The answer NA means that the paper does not release new assets. Researchers should communicate the details of the dataset/code/model as part of their submissions via structured templates. This includes details about training, license, limitations, etc. The paper should discuss whether and how consent was obtained from people whose asset is used. At submission time, remember to anonymize your assets (if applicable). You can either create an anonymized URL or include an anonymized zip file.

14. Crowdsourcing and Research with Human Subjects

Question: For crowdsourcing experiments and research with human subjects, does the paper include the full text of instructions given to participants and screenshots, if applicable, as well as details about compensation (if any)?

Answer: [NA]

Justification: We do not work with human subjects.

Guidelines:

The answer NA means that the paper does not involve crowdsourcing nor research with human subjects. Including this information in the supplemental material is fine, but if the main contribution of the paper involves human subjects, then as much detail as possible should be included in the main paper. According to the Neur IPS Code of Ethics, workers involved in data collection, curation, or other labor should be paid at least the minimum wage in the country of the data collector.
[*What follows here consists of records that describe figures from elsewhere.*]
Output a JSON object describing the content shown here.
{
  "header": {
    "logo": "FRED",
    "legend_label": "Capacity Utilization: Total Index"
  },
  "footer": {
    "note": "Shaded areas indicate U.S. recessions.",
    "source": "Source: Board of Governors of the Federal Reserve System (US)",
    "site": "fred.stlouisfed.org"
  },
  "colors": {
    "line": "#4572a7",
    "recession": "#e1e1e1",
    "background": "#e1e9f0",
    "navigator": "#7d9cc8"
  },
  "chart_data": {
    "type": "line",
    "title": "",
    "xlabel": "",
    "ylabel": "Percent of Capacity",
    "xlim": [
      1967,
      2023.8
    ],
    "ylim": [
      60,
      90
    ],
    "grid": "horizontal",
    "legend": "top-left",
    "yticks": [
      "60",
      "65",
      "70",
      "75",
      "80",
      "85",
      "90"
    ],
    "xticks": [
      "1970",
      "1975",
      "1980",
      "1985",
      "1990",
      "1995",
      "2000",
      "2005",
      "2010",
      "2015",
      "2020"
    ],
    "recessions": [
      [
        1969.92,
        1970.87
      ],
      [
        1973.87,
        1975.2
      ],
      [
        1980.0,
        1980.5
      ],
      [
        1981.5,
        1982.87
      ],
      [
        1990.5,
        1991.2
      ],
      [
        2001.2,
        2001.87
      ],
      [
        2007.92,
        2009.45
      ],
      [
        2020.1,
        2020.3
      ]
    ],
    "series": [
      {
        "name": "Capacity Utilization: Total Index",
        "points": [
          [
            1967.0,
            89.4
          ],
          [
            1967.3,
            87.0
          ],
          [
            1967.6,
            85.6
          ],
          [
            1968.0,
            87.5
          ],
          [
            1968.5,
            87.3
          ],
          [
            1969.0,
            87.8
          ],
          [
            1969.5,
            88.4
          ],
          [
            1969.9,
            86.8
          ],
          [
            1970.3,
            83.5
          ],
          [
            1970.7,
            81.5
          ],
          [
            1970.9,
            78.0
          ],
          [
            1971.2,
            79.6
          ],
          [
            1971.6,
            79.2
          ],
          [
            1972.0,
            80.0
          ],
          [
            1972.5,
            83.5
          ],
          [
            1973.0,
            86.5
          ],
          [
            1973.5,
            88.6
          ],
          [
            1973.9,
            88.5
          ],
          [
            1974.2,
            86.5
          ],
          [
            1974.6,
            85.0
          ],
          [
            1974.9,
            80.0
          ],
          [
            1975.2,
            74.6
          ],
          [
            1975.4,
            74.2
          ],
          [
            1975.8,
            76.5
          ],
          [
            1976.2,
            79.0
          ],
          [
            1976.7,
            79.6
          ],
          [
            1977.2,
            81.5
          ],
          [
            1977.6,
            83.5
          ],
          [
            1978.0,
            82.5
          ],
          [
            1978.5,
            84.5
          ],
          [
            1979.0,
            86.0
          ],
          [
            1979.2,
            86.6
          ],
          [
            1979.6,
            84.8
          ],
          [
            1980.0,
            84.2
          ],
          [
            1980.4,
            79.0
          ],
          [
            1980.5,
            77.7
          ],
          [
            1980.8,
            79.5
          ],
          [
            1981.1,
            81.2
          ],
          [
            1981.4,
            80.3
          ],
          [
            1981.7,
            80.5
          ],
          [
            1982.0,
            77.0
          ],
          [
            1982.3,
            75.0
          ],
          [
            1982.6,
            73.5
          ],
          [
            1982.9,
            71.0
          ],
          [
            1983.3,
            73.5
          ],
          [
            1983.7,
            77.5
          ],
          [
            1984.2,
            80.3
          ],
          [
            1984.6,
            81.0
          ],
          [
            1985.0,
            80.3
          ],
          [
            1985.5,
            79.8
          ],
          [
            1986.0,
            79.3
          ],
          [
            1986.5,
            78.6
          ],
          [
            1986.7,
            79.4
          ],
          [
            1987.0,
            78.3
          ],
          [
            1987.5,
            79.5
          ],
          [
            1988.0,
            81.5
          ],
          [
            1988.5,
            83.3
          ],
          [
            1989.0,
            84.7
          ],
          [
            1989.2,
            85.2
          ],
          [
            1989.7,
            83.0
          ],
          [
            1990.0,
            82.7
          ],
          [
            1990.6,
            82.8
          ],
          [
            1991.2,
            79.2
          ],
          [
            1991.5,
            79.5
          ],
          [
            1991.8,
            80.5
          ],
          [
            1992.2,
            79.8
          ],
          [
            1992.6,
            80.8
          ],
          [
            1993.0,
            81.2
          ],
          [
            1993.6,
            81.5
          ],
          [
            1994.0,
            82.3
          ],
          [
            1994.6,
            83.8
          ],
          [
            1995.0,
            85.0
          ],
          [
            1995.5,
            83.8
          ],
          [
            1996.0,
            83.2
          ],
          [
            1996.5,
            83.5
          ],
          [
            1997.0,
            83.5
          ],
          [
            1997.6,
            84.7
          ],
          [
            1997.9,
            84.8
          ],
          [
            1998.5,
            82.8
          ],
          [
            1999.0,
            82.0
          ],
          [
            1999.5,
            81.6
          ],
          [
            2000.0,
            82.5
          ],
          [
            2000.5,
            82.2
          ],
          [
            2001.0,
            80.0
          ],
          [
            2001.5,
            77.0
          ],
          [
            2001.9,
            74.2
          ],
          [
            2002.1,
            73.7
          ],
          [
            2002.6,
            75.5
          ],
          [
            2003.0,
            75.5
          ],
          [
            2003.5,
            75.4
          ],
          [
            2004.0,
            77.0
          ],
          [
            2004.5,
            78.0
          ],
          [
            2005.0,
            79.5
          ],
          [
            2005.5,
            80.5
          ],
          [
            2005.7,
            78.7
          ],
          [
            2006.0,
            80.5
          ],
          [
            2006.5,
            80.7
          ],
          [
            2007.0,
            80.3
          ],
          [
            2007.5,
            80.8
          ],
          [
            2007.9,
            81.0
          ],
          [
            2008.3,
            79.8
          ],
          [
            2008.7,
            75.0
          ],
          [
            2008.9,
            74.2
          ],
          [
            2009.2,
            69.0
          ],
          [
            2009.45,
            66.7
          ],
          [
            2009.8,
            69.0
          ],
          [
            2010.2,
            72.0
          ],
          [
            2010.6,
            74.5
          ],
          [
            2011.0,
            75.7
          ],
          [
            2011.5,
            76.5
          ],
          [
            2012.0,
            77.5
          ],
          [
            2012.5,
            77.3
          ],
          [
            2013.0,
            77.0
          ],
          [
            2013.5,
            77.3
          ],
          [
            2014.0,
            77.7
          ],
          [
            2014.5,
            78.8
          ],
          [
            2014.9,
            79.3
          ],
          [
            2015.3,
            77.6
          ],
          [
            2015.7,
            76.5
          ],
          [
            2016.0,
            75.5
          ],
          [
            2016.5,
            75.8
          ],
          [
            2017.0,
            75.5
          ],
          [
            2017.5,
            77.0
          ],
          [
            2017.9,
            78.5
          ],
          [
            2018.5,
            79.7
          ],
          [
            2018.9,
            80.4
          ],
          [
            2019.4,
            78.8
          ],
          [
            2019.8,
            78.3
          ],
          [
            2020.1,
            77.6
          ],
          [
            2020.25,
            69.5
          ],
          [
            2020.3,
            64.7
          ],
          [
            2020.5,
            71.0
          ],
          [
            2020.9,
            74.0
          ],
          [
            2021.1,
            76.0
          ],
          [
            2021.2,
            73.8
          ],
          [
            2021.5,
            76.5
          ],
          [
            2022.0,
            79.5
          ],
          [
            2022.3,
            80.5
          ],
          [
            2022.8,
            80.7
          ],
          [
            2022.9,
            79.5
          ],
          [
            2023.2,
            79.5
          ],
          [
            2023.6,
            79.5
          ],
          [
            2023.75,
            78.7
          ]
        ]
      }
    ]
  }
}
15. Institutional Review Board (IRB) Approvals or Equivalent for Research with Human Subjects

Question: Does the paper describe potential risks incurred by study participants, whether such risks were disclosed to the subjects, and whether Institutional Review Board (IRB) approvals (or an equivalent approval/review based on the requirements of your country or institution) were obtained?

Answer: [NA]

Justification: We do not work with human subjects.

Guidelines:

The answer NA means that the paper does not involve crowdsourcing nor research with human subjects.

Depending on the country in which research is conducted, IRB approval (or equivalent) may be required for any human subjects research. If you obtained IRB approval, you should clearly state this in the paper. We recognize that the procedures for this may vary significantly between institutions and locations, and we expect authors to adhere to the Neur IPS Code of Ethics and the guidelines for their institution. For initial submissions, do not include any information that would break anonymity (if applicable), such as the institution conducting the review.